How many people have been saying that, especially since the whole thing with AOL "leaking" those users' search records? "Leak" nothing, they released them carefully as an opportunity for research, and we did nothing but attack them. They could have sold them, names and personal billing information included, without ever telling us a thing. What they did was perfectly within their bounds, just read your agreement with them.

Google seems to almost get more cruft about the whole thing than AOL. Maybe people just can't get surprised when they think they see something a company they never liked doing something they disagree with. People want to love Google, so they will get defensive about them almost to the point of taking it personally. How do you draw a line to the rights of users, when they do not even pay for the services being considered? Can we have any rights without being customers? If I asked you a question, do I have some right to demand that you take that question to the grave?

We are throwing an ever increasing amount of information we consider our own into free services across thousands of miles over unsecured channels, and we expect some kind of privacy and set of rights about how that information is dealt with. We have more than search history to deal with, because we're starting to replace desktop office apps with websites to entrust with our unpublished novels and family finance records. We obviously have a large trust in the services, but why do you expect this? Do we even have a right to expect that trust, or are we just delusional?

I do not care if Google tracks every site I browse to, analyzes it, locates patterns, adjusts my searches accordingly, shows me adds based on my browsing habits, or anything else they might be doing with the information. They are an ad driven company. They make money on advertisement clicks and I won't click on something I don't want to buy, so they have to do everything with getting advertisements in my face that I actually want to click, and that means it must be something I'm actually interested in (why else would I click?), so I'm getting as much out of it as they are. Google makes a quarter, and I finally found that great flatscreen TV deal that saves me a grand. Who is the winner here, and all I had to do was drop my pretension notions and enjoy a free service for its hidden cost: a little anonymous (outside Google) exposure and a few pixels of screen on the result pages. Wow, I am so winning in this relationship.
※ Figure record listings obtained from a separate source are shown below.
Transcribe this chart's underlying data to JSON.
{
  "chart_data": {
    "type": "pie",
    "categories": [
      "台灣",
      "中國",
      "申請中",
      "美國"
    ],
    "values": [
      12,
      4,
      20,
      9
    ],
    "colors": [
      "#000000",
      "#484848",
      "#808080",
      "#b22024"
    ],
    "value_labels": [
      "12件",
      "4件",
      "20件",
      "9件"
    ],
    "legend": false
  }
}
Amazon has been tracking your use of their site for years and doing amazing things with the way they cater to individual users, and there has been little fuss about it. No one complains, because they are too busy watching the movies Amazon suggested they buy. We have rejected the advertising the drives the economy for decades, but when it starts to actually be things we want to buy, do we even see an advertisement, or just a cool new album by your favorite artist? Advertising is meant to convince you to buy some product, and the best way to convince you is to find you already wanting to buy what they have to sell. You can't convince someone who doesn't want or need a product very well, you can just annoy them. That means getting rid of useless advertising is great for the consumer, and I welcome my personally tailored advertising.

Now, if only I could figure out why these amazing, personally specific advertisements were trying to sell outdoor equipment on my programming blog.